I think it would be wise to keep in mind how primitive the field was at the time. I expect a fair number of practitioners, especially at the department head level, were still Freudian quacks.

Psychiatry before the 80s is like chemistry before it shook off its mystical alchemical roots: Flawed, but of value for keeping people engaged in the study, which produced the later advances that made it a science.

To answer Johnny, homosexuality was hardly the only 'condition' which was responded to in ways that we since realized were not justified. Severe treatments were used because, for the most part, that's all that was available and some were seen as cutting edge.

I agree about Freudians being quacks, but it seems that school of thought was generally pretty gay-friendly. Noted Freudian Erich Fromm nevertheless states in his Art of Loving (1956) that gay relationships would somehow never be as real and fulfilling as straight ones. Bollocks say I.

But it doesn't hold true for heavy stuff like psychosis, suicidal depression, obsessive-compulsive disorder etc. They are not simply socially constructed problems

They are socially-constructed categories with socially-constructed solutions.
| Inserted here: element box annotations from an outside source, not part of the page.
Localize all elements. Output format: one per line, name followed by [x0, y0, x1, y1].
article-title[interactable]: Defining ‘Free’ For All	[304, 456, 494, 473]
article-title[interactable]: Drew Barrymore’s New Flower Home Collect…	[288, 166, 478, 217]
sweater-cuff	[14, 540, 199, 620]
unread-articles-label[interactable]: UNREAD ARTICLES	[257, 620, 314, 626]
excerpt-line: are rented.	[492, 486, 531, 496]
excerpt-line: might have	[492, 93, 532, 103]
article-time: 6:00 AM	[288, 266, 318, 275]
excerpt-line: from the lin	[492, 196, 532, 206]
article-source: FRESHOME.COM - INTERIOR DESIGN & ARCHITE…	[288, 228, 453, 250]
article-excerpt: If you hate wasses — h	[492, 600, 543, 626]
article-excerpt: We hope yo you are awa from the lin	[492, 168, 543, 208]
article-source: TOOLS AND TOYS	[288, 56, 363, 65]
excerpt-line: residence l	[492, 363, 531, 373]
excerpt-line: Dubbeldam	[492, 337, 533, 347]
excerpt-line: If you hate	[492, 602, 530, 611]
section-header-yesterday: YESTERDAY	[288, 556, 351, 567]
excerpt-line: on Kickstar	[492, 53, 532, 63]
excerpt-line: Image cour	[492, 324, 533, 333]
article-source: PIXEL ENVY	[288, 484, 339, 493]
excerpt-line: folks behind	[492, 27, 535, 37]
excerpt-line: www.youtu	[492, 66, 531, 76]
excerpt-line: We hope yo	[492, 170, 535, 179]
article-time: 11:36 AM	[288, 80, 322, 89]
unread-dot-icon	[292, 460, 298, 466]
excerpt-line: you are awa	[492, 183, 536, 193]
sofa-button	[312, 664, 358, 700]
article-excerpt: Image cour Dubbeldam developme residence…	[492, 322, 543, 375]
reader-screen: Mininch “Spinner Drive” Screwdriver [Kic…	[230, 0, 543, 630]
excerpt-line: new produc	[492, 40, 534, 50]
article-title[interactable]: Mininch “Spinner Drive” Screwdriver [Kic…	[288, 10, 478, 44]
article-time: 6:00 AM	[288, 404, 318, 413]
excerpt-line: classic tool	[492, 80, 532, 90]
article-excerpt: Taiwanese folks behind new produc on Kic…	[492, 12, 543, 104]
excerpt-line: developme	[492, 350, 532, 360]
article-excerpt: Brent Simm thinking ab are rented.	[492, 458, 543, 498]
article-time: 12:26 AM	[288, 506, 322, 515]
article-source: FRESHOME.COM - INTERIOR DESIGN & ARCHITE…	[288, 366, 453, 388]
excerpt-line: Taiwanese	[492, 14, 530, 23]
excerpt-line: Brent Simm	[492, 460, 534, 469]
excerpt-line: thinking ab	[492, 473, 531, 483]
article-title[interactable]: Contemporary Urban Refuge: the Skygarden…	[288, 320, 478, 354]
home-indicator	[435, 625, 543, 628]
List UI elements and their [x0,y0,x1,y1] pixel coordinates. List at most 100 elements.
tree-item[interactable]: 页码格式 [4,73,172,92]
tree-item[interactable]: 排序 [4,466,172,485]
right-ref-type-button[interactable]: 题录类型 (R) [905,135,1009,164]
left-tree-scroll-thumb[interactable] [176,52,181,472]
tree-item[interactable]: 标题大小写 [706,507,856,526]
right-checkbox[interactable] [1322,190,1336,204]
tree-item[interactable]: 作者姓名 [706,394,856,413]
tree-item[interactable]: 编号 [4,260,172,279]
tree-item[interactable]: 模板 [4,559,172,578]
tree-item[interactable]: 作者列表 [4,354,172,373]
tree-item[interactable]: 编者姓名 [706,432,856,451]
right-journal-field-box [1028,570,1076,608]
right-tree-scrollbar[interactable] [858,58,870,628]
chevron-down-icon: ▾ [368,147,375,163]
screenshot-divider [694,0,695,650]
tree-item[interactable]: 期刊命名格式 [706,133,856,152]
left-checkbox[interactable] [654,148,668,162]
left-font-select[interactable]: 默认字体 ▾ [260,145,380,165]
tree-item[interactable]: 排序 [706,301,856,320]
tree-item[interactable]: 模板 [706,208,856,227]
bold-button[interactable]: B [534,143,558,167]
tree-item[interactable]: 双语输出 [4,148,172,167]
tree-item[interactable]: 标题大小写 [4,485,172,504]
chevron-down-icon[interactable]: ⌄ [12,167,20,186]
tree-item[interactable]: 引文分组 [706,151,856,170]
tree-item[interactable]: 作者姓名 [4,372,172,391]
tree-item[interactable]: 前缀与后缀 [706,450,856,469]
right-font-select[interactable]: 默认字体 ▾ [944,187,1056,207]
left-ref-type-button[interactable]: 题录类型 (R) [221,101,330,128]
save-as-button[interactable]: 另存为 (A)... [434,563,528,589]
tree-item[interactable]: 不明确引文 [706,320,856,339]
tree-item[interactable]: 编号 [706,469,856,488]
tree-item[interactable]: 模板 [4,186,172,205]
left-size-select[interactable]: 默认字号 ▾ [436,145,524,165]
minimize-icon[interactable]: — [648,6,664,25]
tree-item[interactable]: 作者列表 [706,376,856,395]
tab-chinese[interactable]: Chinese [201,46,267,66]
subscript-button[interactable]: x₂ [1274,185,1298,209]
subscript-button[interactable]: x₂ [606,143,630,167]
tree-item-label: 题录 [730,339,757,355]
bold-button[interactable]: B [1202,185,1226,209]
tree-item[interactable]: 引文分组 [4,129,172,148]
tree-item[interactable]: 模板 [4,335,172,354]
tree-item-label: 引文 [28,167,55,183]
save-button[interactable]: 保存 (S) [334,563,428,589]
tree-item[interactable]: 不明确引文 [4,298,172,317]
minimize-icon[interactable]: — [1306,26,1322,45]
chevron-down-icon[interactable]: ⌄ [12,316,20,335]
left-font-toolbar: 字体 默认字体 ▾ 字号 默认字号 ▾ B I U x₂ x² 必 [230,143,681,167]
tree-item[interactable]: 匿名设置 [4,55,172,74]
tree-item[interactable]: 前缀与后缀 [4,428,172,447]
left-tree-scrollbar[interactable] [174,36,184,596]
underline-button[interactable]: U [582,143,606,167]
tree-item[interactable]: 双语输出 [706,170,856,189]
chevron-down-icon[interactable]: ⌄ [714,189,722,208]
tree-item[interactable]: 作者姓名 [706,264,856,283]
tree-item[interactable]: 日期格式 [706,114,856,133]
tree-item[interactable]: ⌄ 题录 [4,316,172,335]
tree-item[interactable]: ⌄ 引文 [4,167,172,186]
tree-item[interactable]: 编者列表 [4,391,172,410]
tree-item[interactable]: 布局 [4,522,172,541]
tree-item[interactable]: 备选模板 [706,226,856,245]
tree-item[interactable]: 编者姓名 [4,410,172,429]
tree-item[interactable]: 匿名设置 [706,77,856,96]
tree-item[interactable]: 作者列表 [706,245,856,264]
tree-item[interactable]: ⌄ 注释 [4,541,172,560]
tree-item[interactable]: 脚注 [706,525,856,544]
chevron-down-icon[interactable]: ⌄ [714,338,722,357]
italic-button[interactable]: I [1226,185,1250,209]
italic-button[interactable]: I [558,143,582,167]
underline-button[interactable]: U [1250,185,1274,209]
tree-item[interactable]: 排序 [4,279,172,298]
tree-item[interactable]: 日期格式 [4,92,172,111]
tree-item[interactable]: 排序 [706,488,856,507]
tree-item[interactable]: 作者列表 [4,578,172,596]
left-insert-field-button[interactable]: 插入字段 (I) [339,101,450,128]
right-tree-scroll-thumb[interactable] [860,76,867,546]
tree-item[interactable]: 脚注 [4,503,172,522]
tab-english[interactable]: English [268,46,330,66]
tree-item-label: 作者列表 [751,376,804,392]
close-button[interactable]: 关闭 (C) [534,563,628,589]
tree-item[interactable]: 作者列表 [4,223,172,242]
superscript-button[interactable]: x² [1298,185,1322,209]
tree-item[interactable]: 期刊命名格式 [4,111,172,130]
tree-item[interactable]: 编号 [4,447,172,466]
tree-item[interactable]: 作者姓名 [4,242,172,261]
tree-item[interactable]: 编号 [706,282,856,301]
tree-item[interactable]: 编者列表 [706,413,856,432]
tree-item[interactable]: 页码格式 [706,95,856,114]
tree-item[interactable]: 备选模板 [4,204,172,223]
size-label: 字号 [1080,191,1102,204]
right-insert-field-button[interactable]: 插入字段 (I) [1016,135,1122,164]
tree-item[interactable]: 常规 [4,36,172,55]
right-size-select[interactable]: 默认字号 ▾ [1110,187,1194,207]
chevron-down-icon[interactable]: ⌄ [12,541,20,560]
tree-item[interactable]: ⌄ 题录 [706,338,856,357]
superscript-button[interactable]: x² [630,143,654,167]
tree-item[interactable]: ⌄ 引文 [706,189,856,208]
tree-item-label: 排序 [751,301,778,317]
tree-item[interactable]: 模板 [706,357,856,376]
The problems are usually not rigorously defined, and they're certainly not defined scientifically.

By Caledonian (not verified) on 02 Jan 2008 #permalink

"I agree about Freudians being quacks, but it seems that school of thought was generally pretty gay-friendly"

Ah, my bad. I guess it makes sense, though. Still my main point was that we're talking about an era not long past the time when icepick lobotomies were cutting edge. They were presumably trying to help, but really had only the vaguest notion of what they were doing.

Things were pretty messed up all over, not just with how homosexuals were treated. But even there, for every gay person mistreated by the shrinks, just think how many were arrested and/or beaten up by the cops.

It's the kind of thing you just have to say "Well, that was messed up and sad. I'm glad that's over with." and work to make sure we don't backslide.

paddy writes: "a fundamentalist American christ-licker about gays"

paddy, can you explain to us again about bigotry?